In this post, we will go through creating a model using AutoML.
For this example, we will use the UCI Concrete dataset. This dataset contains data on the compressive strength of concrete given the mixture and curing time as features. The dataset is available from UCI Machine Learning Repository.
A dataset pointing to this data has been created in a previous post, used in this example.
AutoMl is started by selecting the AutoMl tab in the AzureML workspace and then beginning an AutoML job. We notice that the job consists of three steps:
- Selecting the dataset
- Configuring the run
- Task and settings selection
- Validation and testing
Configuring the run
The first step is to select the dataset. This is very easy, as we have already created the dataset, so choosing it will suffice. It is also possible to create a new dataset at this stage.
The next step is to configure the run. There are several options available;
- Experiment name. We can use an already existing experiment or create a new one.
- Target Column, the column of the label we are trying to predict.
- Compute Type. The compute upon which AutoML will run. It is also possible to create a new compute at this stage.
The next step is to select the ML task for this experiment. We notice that AutoML tries to reason if the task is classification, regression or time series from the dataset, but it is possible to select a task manually. In our case, we notice that Regression is the most suitable task for this dataset as the label is numeric.
Additional Run Configuration
It is possible to further configure the run by
- Specifying additional settings
- Confirm featurization settings
In the Additional Settings section, we can specify
- the metric used for evaluation. In this case, we select the Normalized root mean squared error (NRMSE).
- the algorithm to use(actually, we select the algorithms that we do not want to use). Notice that we kept just two algorithms, Random Forest and Fast Linear Regression in this case.
- the maximum time to run each algorithm
- the threshold so that we can consider the algorithm as having converged to an acceptable metric value.
- Concurrency is the number of parallel algorithms that will be run, depending on the nodes available on the selected compute.
Featurization settings allow us to confirm the data types of the features. We can also select an inpute method for the missing data in each feature. In this case, the data does not have any missing values.
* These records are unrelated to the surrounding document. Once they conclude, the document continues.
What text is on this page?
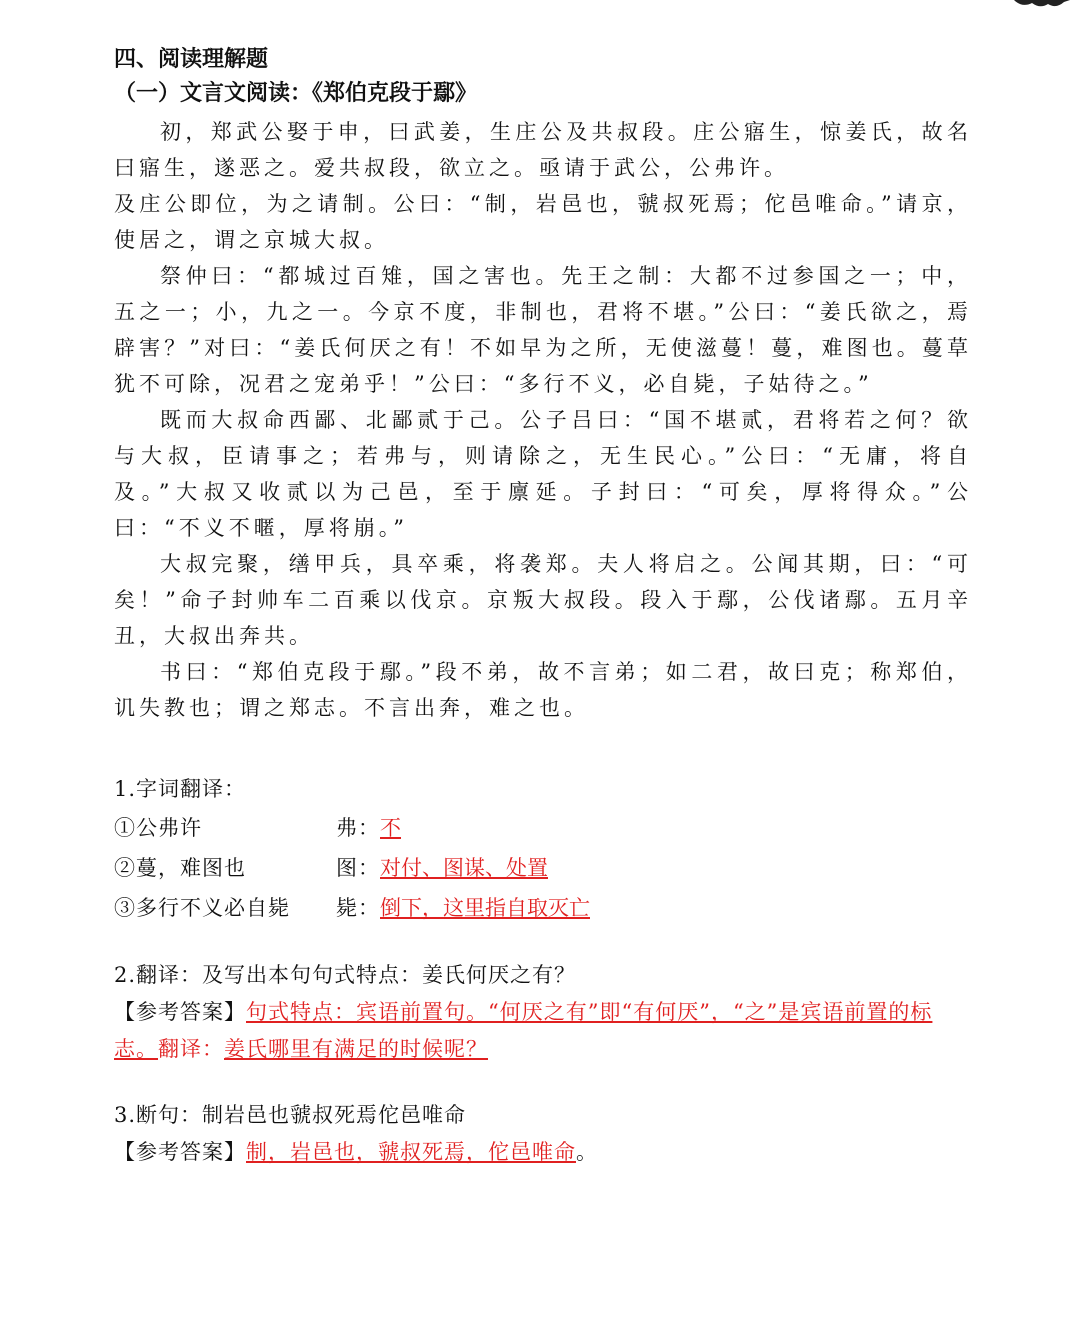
四、阅读理解题
（一）文言文阅读：《郑伯克段于鄢》

初，郑武公娶于申，曰武姜，生庄公及共叔段。庄公寤生，惊姜氏，故名曰寤生，遂恶之。爱共叔段，欲立之。亟请于武公，公弗许。

及庄公即位，为之请制。公曰：“制，岩邑也，虢叔死焉；佗邑唯命。”请京，使居之，谓之京城大叔。

祭仲曰：“都城过百雉，国之害也。先王之制：大都不过参国之一；中，五之一；小，九之一。今京不度，非制也，君将不堪。”公曰：“姜氏欲之，焉辟害？”对曰：“姜氏何厌之有！不如早为之所，无使滋蔓！蔓，难图也。蔓草犹不可除，况君之宠弟乎！”公曰：“多行不义，必自毙，子姑待之。”

既而大叔命西鄙、北鄙贰于己。公子吕曰：“国不堪贰，君将若之何？欲与大叔，臣请事之；若弗与，则请除之，无生民心。”公曰：“无庸，将自及。”大叔又收贰以为己邑，至于廪延。子封曰：“可矣，厚将得众。”公曰：“不义不暱，厚将崩。”

大叔完聚，缮甲兵，具卒乘，将袭郑。夫人将启之。公闻其期，曰：“可矣！”命子封帅车二百乘以伐京。京叛大叔段。段入于鄢，公伐诸鄢。五月辛丑，大叔出奔共。

书曰：“郑伯克段于鄢。”段不弟，故不言弟；如二君，故曰克；称郑伯，讥失教也；谓之郑志。不言出奔，难之也。

1.字词翻译：

①公弗许	弗： 不
②蔓，难图也	图： 对付、图谋、处置
③多行不义必自毙	毙： 倒下，这里指自取灭亡

2.翻译：及写出本句句式特点：姜氏何厌之有？

【参考答案】句式特点：宾语前置句。“何厌之有”即“有何厌”，“之”是宾语前置的标志。翻译：姜氏哪里有满足的时候呢？

3.断句：制岩邑也虢叔死焉佗邑唯命

【参考答案】制，岩邑也，虢叔死焉，佗邑唯命。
Validation Type and Starting the Run
Finally, the last step is to select the validation type. We select the validation type as train validation, which will split the data into a training and testing set. We chose a 20% testing set. We also noticed that it is possible to provide an external test set.
The AutoMl run is initialized and started. We noticed settings that we had specified, like the dataset and the compute, together with the status of the run.
Upon completion of the run, we can see the results. We notice the following:
The run duration was about 40 minutes, which is in line with the preset time of 30 minutes per algorithm. We also noticed that one of the algorithms was stopped early as it converged.
The best model section gives us the following information about the selected model:
- The best algorithm was StackEnsembleRegressor
- the NRMSE of the best algorithm was 0.07, which is greater than the 5% that we specified. It looks like we were too ambitious.
Other sections give us information about the run.
Data Guardrails tells us the featurization steps performed during the run. No actions were performed on our dataset.
Models shows us the models created during the run and their scores, ascending on the primary metric as it was NRMSE.
It is also possible to get more details on the selected model by selecting to view the explanation.
Model explanation displays the top n features that affect the model. In our case, we notice that the curing time and cement are the top two features that affect the strength of concrete.
We also notice that it is possible to deploy the model as an API that we can call. Azure allows us to deploy the model as an ACI or a Kubernetes service. A RESTful URL is given to consume the model.